Ему жить еще и жить, только бы выйти отсюда.
И лишь бы мотоцикл не отобрали, он уже взрослый, сам может решать, кто бы что ни думал.
Вот выйдет и домой поедет (снова посмотрел в лицо говорившему, и опять ничего, словно бы и нет его, а так, привиделся неправдоподобно, безэмоционально, неумелый гипнотизер).
Только на перекрестках останавливаться будет и оглядываться, не идет ли кто за ним.
(и никого не будет, кроме ветра).
А потом зайдет в любимую кофейню и, не присаживаясь, выпьет чашку пряного прохладного кофе.
(осенью холодно, особенно в кожаной куртке, если она расстегнута – молния сломалась).
И спросит, какой сегодня день недели.
(он уже несколько дней не жил, счет потерял).
Может, среда.
(не знаю, почему, мне нравится среда, только чем же она отличается от остальных? убей бог, не представляю).
Мотоцикл блестящий, руль даже остыть не успеет, пока он пьет кофе.
(может, мотоцикл питается вовсе не бензином, а теплом его рук? Давно не заправлял, не помню).
Что еще бывает за окном?
Давно там не был, успел забыть, пока на вопросы отвечал.
Бумаги там точно нет, пишут на опавших листьях и конфетных шелестящих обертках, глупых вопросов не задают.
Там есть… мертвые собаки (раздавленные, на дорогах, сбитые, едешь – остановись, похорони у обочины, в глаза загляни, не печалься), кофе (ах да, это я уже вспомнил), витражи (стекляшки, калейдоскоп прозрачный, свет насквозь), мосты (только вниз не смотри никогда), книжные магазины (так, кажется, это называется? там книги читают и знакомиться можно, только я не пробовал, мне нельзя).

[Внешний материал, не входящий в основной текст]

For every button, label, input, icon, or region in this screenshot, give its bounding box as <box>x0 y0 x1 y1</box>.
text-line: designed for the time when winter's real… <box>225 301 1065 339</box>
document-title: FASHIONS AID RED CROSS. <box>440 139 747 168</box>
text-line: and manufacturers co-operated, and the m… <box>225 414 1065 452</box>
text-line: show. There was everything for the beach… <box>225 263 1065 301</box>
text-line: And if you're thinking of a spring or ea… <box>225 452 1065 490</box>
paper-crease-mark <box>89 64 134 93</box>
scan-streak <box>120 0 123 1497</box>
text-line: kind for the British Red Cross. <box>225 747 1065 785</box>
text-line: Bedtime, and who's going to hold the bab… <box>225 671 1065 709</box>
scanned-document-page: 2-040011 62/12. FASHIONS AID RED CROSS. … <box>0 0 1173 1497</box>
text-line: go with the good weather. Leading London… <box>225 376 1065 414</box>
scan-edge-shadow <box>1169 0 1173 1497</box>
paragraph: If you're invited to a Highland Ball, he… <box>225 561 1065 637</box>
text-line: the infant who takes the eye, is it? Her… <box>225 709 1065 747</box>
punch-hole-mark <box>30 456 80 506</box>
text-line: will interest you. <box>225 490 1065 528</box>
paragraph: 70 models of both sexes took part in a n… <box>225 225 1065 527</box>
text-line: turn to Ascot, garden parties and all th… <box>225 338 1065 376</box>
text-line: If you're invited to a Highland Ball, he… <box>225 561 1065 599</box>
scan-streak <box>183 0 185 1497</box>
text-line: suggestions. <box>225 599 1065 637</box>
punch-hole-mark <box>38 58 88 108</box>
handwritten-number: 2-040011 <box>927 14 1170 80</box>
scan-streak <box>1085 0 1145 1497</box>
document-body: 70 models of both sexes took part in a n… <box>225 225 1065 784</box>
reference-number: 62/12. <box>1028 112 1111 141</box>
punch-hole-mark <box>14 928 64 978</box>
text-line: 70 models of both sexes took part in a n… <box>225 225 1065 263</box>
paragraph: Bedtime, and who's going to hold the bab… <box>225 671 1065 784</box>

И писем ему никто не пишет, зря он надеялся, а в почтальонов он все равно не верит, даже если за окном ветер.
А этот все говорит и говорит.
Халат у него белый, не бывает так, наверное, если кофе опрокинуть, он все равно белый будет, как будто и не случилось ничего.
А капельки пота по лицу ползут (лоб высокий, с залысинами, как у отца).
Мысли как скачут. Неужели у других тоже так же? А говорят складно, словно и не по-настоящему.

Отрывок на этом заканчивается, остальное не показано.